AUSTIN (Nexstar) — Among Lt. Gov. Dan Patrick’s top priorities this legislative session is “requiring local law enforcement to assist the Federal Government’s deportation efforts.” The bill filed to achieve his goal was left pending in the Texas Senate State Affairs Committee on Monday.

Forced cooperation between counties and ICE

Senate Bill 8 (SB 8) — filed by State Sen. Charles Schwertner, R-Georgetown — would require all Texas counties with 100,000 or more people to join Immigration and Customs Enforcement’s (ICE) 287(g) program.

There are three versions of the program; the ‘Jail Enforcement Model,’ the ‘Warrant Service Officer’ model and the ‘Task Force Model.’ The first two train officers to identify and put a detention retainer for unlawful residents booked into their jails.
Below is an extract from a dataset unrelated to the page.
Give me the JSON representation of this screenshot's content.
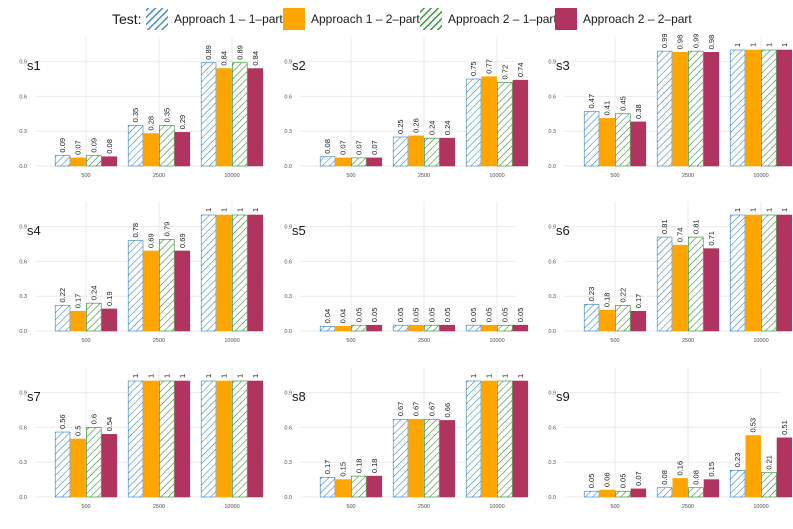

The ‘Task Force Model’ is a step up, allowing local law enforcement officers to act on behalf of ICE (in a limited capacity) during their normal day-to-day patrol.
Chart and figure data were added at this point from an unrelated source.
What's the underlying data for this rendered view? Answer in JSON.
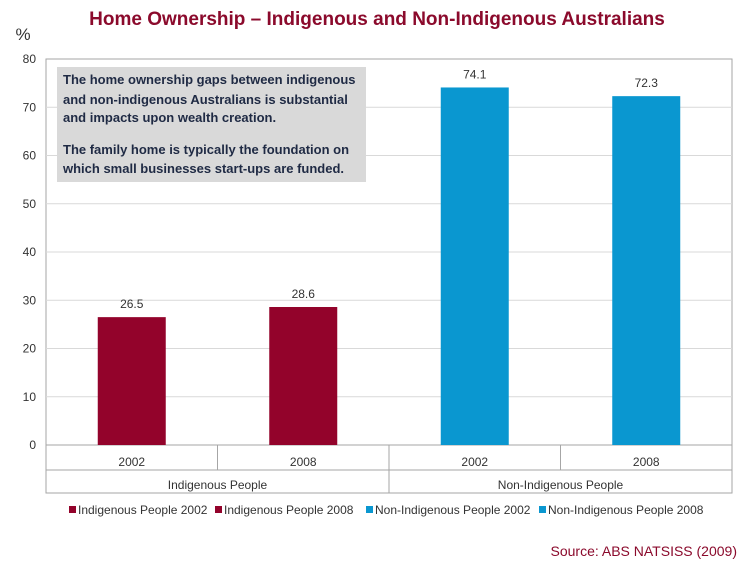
{
  "chart_data": {
    "type": "bar",
    "title": "Home Ownership – Indigenous and Non-Indigenous Australians",
    "ylabel": "%",
    "ylim": [
      0,
      80
    ],
    "yticks": [
      0,
      10,
      20,
      30,
      40,
      50,
      60,
      70,
      80
    ],
    "grid": true,
    "groups": [
      {
        "name": "Indigenous People",
        "categories": [
          "2002",
          "2008"
        ]
      },
      {
        "name": "Non-Indigenous People",
        "categories": [
          "2002",
          "2008"
        ]
      }
    ],
    "series": [
      {
        "name": "Indigenous People 2002",
        "group": 0,
        "category": "2002",
        "value": 26.5,
        "label": "26.5",
        "color": "#93032b"
      },
      {
        "name": "Indigenous People 2008",
        "group": 0,
        "category": "2008",
        "value": 28.6,
        "label": "28.6",
        "color": "#93032b"
      },
      {
        "name": "Non-Indigenous People 2002",
        "group": 1,
        "category": "2002",
        "value": 74.1,
        "label": "74.1",
        "color": "#0a97d0"
      },
      {
        "name": "Non-Indigenous People 2008",
        "group": 1,
        "category": "2008",
        "value": 72.3,
        "label": "72.3",
        "color": "#0a97d0"
      }
    ],
    "legend_position": "bottom",
    "annotation": {
      "lines": [
        "The home ownership gaps between indigenous",
        "and non-indigenous Australians is substantial",
        "and impacts upon wealth creation.",
        "",
        "The family home is typically the foundation on",
        "which small businesses start-ups are funded."
      ],
      "background": "#d9d9d9"
    },
    "source": "Source: ABS NATSISS (2009)"
  }
}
For example, one of the duties listed under the ‘Task Force Model’s’ mock agreement is “The power and authority to interrogate any alien or person believed to be an alien as to his
right to be or remain in the United States… and to process for immigration violations those individuals who have been arrested for State or Federal criminal offenses.”

According to ICE records, 36 Texas counties are already part of the program with six more in the process of implementing it. Of the 40 counties who would be required to participate (based on 2020 census data), only 10 currently do.

An expensive agreement

During the committee hearing, detractors of the program kept highlighting how expensive the program could be to enter, with Chambers County Sheriff Brian Hawthorne saying it would cost $10,000 for each officer in his program.

SB 8 would partially take the financial burden off most counties by starting a grant program. Counties would be granted money proportionally based on their population and how many counties applied for the grant.

However, SB 8 would force counties with more than a million people — Harris, Dallas, Tarrant, Bexar, Travis and Collin as of the 2020 census — to pay their own way.

“From (the Sheriff’s Association of Texas) we’re really worried about unfunded mandates,” Hawthorne, who also acts as the Legislative Chairman for the Sheriff’s Association of Texas, said while testifying in support of the bill. “We think that financial relief portion shouldn’t be in a grant program, it should just be a part of the program. And it should cover all 254 counties that get into the program.”

Schwertner doubled down on the way his bill would fund the program.

“This would be an unfunded mandate for (counties over a million people) but what are they spending their money on already,” he said. “Look at the line items, look at the budgets of the counties — Dallas County, Harris County — DEI officers, etc?”

Is it needed?

According to Texas law, local law enforcement agencies already have to cooperate with ICE.

“We do not know of a Sheriff right now who does not cooperate with ICE,” Hawthorne said. “Sheriffs are committed to the public safety side of things.”

Data from U.S. Customs and Enforcement Protection

Additionally, ICE data shows encounters at or near the southern border have dropped significantly in the first two months of 2025, coinciding with President Donald Trump’s second term. In February 2025, ICE encountered 11,709 migrants at the southwest land border — less than 16 times fewer than in February 2024, when 189,913 encounters were documented.